Inès (Dauvillier/D'Aviau) Inès
D
eux jeunes couples sont voisins de palier. Rien ne les différencie en apparence, si ce n’est que dans l’intimité d'un des deux foyers, une petite fille et sa maman se retrouvent à la merci d’un père et conjoint violent.
Les auteurs de Ce qu’il est reste, récit déjà axé sur le couple, renouvèlent leur collaboration avec un sujet grave et tabou rarement abordé en bande dessinée : celui de la violence conjugale. Dépendance économique, agressions physiques, psychologiques puis finalement sexuelle, Inès dénonce sans chercher à expliquer, toutes les formes que peuvent prendre ces maltraitances, mais également l’indifférence et la passivité de l’entourage.

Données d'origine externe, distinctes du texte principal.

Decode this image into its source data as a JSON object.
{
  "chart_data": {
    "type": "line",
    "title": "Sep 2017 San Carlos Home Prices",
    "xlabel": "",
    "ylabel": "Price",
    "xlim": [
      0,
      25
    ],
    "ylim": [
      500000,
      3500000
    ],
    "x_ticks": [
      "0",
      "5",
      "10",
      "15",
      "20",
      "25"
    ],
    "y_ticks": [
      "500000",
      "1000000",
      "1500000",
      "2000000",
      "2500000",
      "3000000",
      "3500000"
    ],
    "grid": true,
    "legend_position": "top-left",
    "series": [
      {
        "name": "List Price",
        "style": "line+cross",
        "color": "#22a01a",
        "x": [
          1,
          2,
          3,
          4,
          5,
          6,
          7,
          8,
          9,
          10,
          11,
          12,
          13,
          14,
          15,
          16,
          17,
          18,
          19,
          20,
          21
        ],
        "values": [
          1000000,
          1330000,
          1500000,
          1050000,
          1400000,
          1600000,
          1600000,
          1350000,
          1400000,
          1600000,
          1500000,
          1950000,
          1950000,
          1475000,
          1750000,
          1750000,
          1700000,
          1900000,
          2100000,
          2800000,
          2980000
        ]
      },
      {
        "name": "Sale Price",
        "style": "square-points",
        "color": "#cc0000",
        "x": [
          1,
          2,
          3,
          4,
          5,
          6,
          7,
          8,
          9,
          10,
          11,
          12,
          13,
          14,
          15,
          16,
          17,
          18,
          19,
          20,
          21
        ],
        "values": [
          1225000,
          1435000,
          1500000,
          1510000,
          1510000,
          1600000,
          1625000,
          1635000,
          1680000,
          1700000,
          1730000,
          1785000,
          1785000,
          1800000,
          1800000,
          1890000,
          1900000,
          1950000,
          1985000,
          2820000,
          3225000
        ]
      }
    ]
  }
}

Grâce à un scénario en quatre actes relatant un peu plus de vingt-quatre heures de la vie du couple, Loïc Dauvillier a su donner l’impression de banalité et de répétition des sévices subis, sans alourdir ou complexifier son récit. Appuyé par le trait noir et blanc de Jérôme D'Aviau, à la croisée entre ligne claire et manga, notamment au niveau des expressions des visages, les auteurs jouent sur les contrastes pour créer et faire ressortir les tensions. Le dessin s’assombrit, se salit lors des scènes les plus dures et au contraire s’éclaircit, perd sa texture, lors des passages plus légers donnant une sorte de respiration dans la lecture après des phases « à risque » et de brutalité. L’utilisation de plans rapprochés servent également efficacement l’histoire en évoquant certains éléments importants, tels que ce gros plan sur l’alliance de la jeune mère de famille qui déclenche la préparation d’un hypothétique départ, ou encore les passages à tabac, davantage suggérés qu'exposés, grâce à un cadrage se concentrant sur les poings de l’homme, évitant ainsi les errements d'une mise en scène trop démonstrative.
Inès est un récit graphique poignant parfaitement mené, qui ramène à un triste constat : en France, tous les trois jours, une femme meurt à la suite de violences conjugales.